Not all contractors start work with a signed contract in place. Here we consider the risks this may involve, and why a contract doesn’t necessarily have to be in writing for it to be legally binding.
Thanks to legal experts Taylor Rose for answering our questions.
Should you always have a contract in place if you provide professional services to a client?
Yes, absolutely. Starting work without a signed contract means that your position isn’t clear, or even worse –it’s weak.
It provides a solid and concise foundation that will help you navigate the law and make sure that you are on the right side of it.

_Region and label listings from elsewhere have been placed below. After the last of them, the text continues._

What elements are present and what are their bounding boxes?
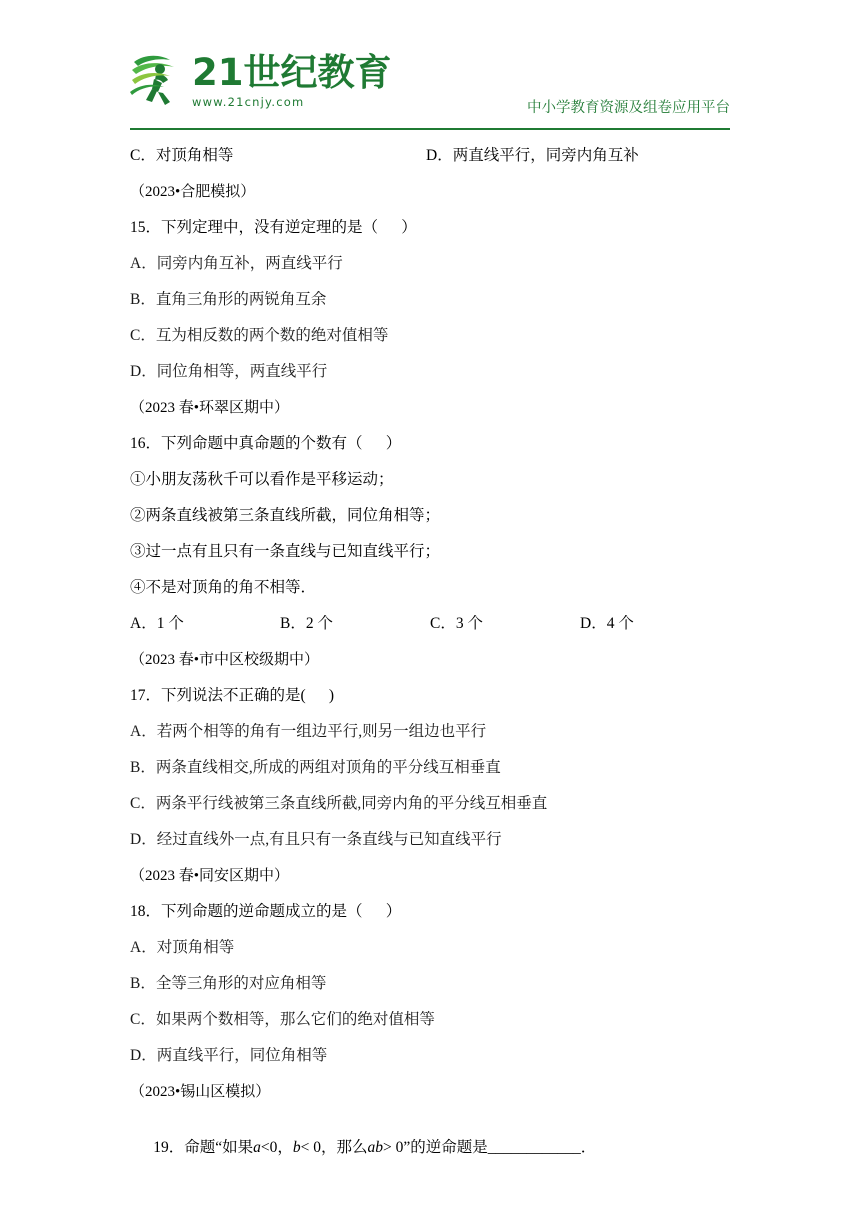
q19-prefix: 19．命题“如果 — [153, 1139, 254, 1156]
site-logo — [130, 52, 392, 109]
q19-lt1: <0 — [260, 1139, 278, 1156]
q15-source: （2023 春•环翠区期中） — [130, 400, 290, 416]
q19-sep2: ，那么 — [321, 1139, 368, 1156]
q19-var-a: a — [253, 1139, 261, 1156]
q15-stem: 15．下列定理中，没有逆定理的是（ ） — [130, 219, 417, 236]
q19-suffix: ”的逆命题是____________． — [403, 1139, 597, 1156]
q16-option-b: B．2 个 — [280, 615, 333, 632]
q14-option-d: D．两直线平行，同旁内角互补 — [426, 147, 639, 164]
q16-option-a: A．1 个 — [130, 615, 184, 632]
q17-option-b: B．两条直线相交,所成的两组对顶角的平分线互相垂直 — [130, 759, 501, 776]
q18-option-c: C．如果两个数相等，那么它们的绝对值相等 — [130, 1011, 435, 1028]
logo-url: www.21cnjy.com — [192, 95, 305, 109]
q16-options-row — [130, 614, 740, 634]
q17-option-c: C．两条平行线被第三条直线所截,同旁内角的平分线互相垂直 — [130, 795, 548, 812]
q16-item-1: ①小朋友荡秋千可以看作是平移运动； — [130, 471, 394, 488]
q18-option-b: B．全等三角形的对应角相等 — [130, 975, 327, 992]
q18-option-d: D．两直线平行，同位角相等 — [130, 1047, 328, 1064]
running-figure-icon — [130, 52, 188, 108]
q19-lt2: < 0 — [300, 1139, 322, 1156]
q17-option-a: A．若两个相等的角有一组边平行,则另一组边也平行 — [130, 723, 487, 740]
q14-source: （2023•合肥模拟） — [130, 184, 256, 200]
q14-option-c: C．对顶角相等 — [130, 147, 234, 164]
q14-options-row — [130, 146, 740, 166]
page-header — [130, 52, 730, 126]
q19-gt: > 0 — [383, 1139, 404, 1156]
header-divider — [130, 128, 730, 130]
q18-stem: 18．下列命题的逆命题成立的是（ ） — [130, 903, 402, 920]
q15-option-d: D．同位角相等，两直线平行 — [130, 363, 328, 380]
q16-stem: 16．下列命题中真命题的个数有（ ） — [130, 435, 402, 452]
q16-item-3: ③过一点有且只有一条直线与已知直线平行； — [130, 543, 441, 560]
q17-stem: 17．下列说法不正确的是( ) — [130, 687, 335, 704]
q16-source: （2023 春•市中区校级期中） — [130, 652, 320, 668]
q17-option-d: D．经过直线外一点,有且只有一条直线与已知直线平行 — [130, 831, 502, 848]
q17-source: （2023 春•同安区期中） — [130, 868, 290, 884]
logo-text — [192, 52, 392, 109]
q15-option-c: C．互为相反数的两个数的绝对值相等 — [130, 327, 389, 344]
q19-var-ab: ab — [367, 1139, 384, 1156]
q19-stem — [130, 1118, 740, 1178]
q16-item-4: ④不是对顶角的角不相等． — [130, 579, 317, 596]
logo-title: 21世纪教育 — [192, 51, 392, 94]
q19-var-b: b — [292, 1139, 301, 1156]
header-tagline: 中小学教育资源及组卷应用平台 — [527, 100, 730, 116]
q18-option-a: A．对顶角相等 — [130, 939, 235, 956]
q16-item-2: ②两条直线被第三条直线所截，同位角相等； — [130, 507, 441, 524]
q15-option-a: A．同旁内角互补，两直线平行 — [130, 255, 343, 272]
q19-sep1: ， — [277, 1139, 293, 1156]
q15-option-b: B．直角三角形的两锐角互余 — [130, 291, 327, 308]
q16-option-c: C．3 个 — [430, 615, 483, 632]
q16-option-d: D．4 个 — [580, 615, 634, 632]
q18-source: （2023•锡山区模拟） — [130, 1084, 271, 1100]
document-body — [130, 146, 740, 1194]
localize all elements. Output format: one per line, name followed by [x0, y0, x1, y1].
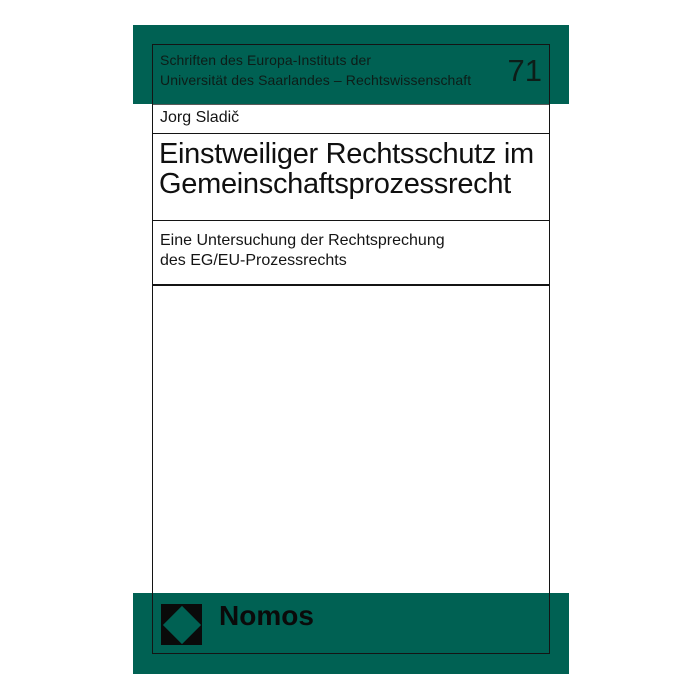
subtitle-section — [153, 221, 549, 286]
series-title-line2: Universität des Saarlandes – Rechtswissenschaft — [160, 71, 472, 88]
nomos-logo-icon — [161, 604, 202, 645]
book-subtitle-line2: des EG/EU-Prozessrechts — [160, 251, 347, 269]
volume-number: 71 — [507, 53, 542, 88]
book-title — [159, 139, 534, 200]
series-title-line1: Schriften des Europa-Instituts der — [160, 52, 372, 68]
author-row — [153, 104, 549, 134]
title-section — [153, 134, 549, 221]
blank-area — [153, 286, 549, 595]
series-header — [153, 45, 549, 105]
publisher-name: Nomos — [219, 600, 314, 631]
cover-frame — [152, 44, 550, 654]
book-subtitle-line1: Eine Untersuchung der Rechtsprechung — [160, 231, 445, 249]
author-name: Jorg Sladič — [160, 108, 240, 126]
publisher-section — [153, 594, 549, 654]
series-title — [160, 51, 471, 90]
book-title-line2: Gemeinschaftsprozessrecht — [159, 168, 511, 200]
book-title-line1: Einstweiliger Rechtsschutz im — [159, 137, 534, 170]
diamond-icon — [162, 605, 200, 643]
book-subtitle — [160, 231, 445, 271]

Along with aiding to minimise disputes and resolve any problems that may arise; a contract will communicate to a client, not only the amount that they are required to pay, but also invoice and payment dates. It also means that the contract is legally enforceable and will be able to support you if you decide to take legal action.
Written contracts set out the rights and obligations of each party, and reduce the risk of uncertainty. Many businesses are put off by the cost of having a contract as well as terms and conditions drafted by a professional – but it far outweighs the potential cost that doing business with them could threaten later.
Does the contract have to be a formal written document, or can an email conversation suffice?
Most people don’t realise that a contract doesn’t HAVE to be written to be legally binding, although you may have trouble getting these enforced as there is nothing tangible to state what the terms and conditions of the contract were.
Email conversations can work as courts would look into the correspondence between parties, if performance of parties supports it, for example, there are certain consumer contracts that are legally required to be in a written format; these include contracts for regulated consumer credit agreement (loans and credit cards), guarantor agreements and mortgages.
If an email is clear in stating the offer for entering into a deal with clear terms and conditions and the other party responds with an acceptance, there is a strong chance that this would be considered a valid contract; however we would urge all businesses to use formal written documents that protect themselves and their assets within a contract.
There are many advances in technology that allow a contract to be signed electronically and be returned in a matter of minutes (although there are certain contract that cannot be signed this way – wills, evictions and divorces to name a few), cloud computing has also made it virtually impossible to lose or damage these documents.
What happens if an agreement has been made verbally, and a disagreement over terms occurs further down the line?
Irrespective of whether you had a written or verbal agreement, in some circumstances, there are legal rights that apply. If the dispute is over goods that have been supplied, a buyer may be protected by consumer law, and with regards to a service, our consumer law gives us certain rights.
It boils down to what you can prove supporting the terms themselves by way of inference from the conduct. If you are unable to obtain a contract drawn up at the same time the discussion takes place, it is good practice to get written confirmation of a verbal contract at a later date.
A verbal agreement becomes binding when the agreements reach ‘completeness’; this means that all the T&C’s have been met and agreed – if there are still terms to be agreed then the agreement is considered to be incomplete.
A verbal agreement that is considered to have been broken can be taken to court; the unhappy party is advised to apply pressure by form of a letter, email and phone calls. Copies of all forms of the contract should be kept if the matter does go to court, as the actions and conduct of the parties involved will be taken into consideration.
What best practice contractual advice would you give to a consultant, dealing directly with a new client?
If you are going to ensure that you exclusively use written agreements, it is best practice to have them drafted by solicitors with extensive knowledge in business/commercial law. Poorly drafted contracts are often no clearer than verbal ones and can present just as many difficulties when it comes to ambiguity.
Before any work or exchange is carried out, the contract should be signed by both parties; starting work without a signed contract poses risks.
Some businesses are now demanding partial payment prior to services or goods being delivered to eliminate circumstances where there was never any intention of a customer or client paying in the first place.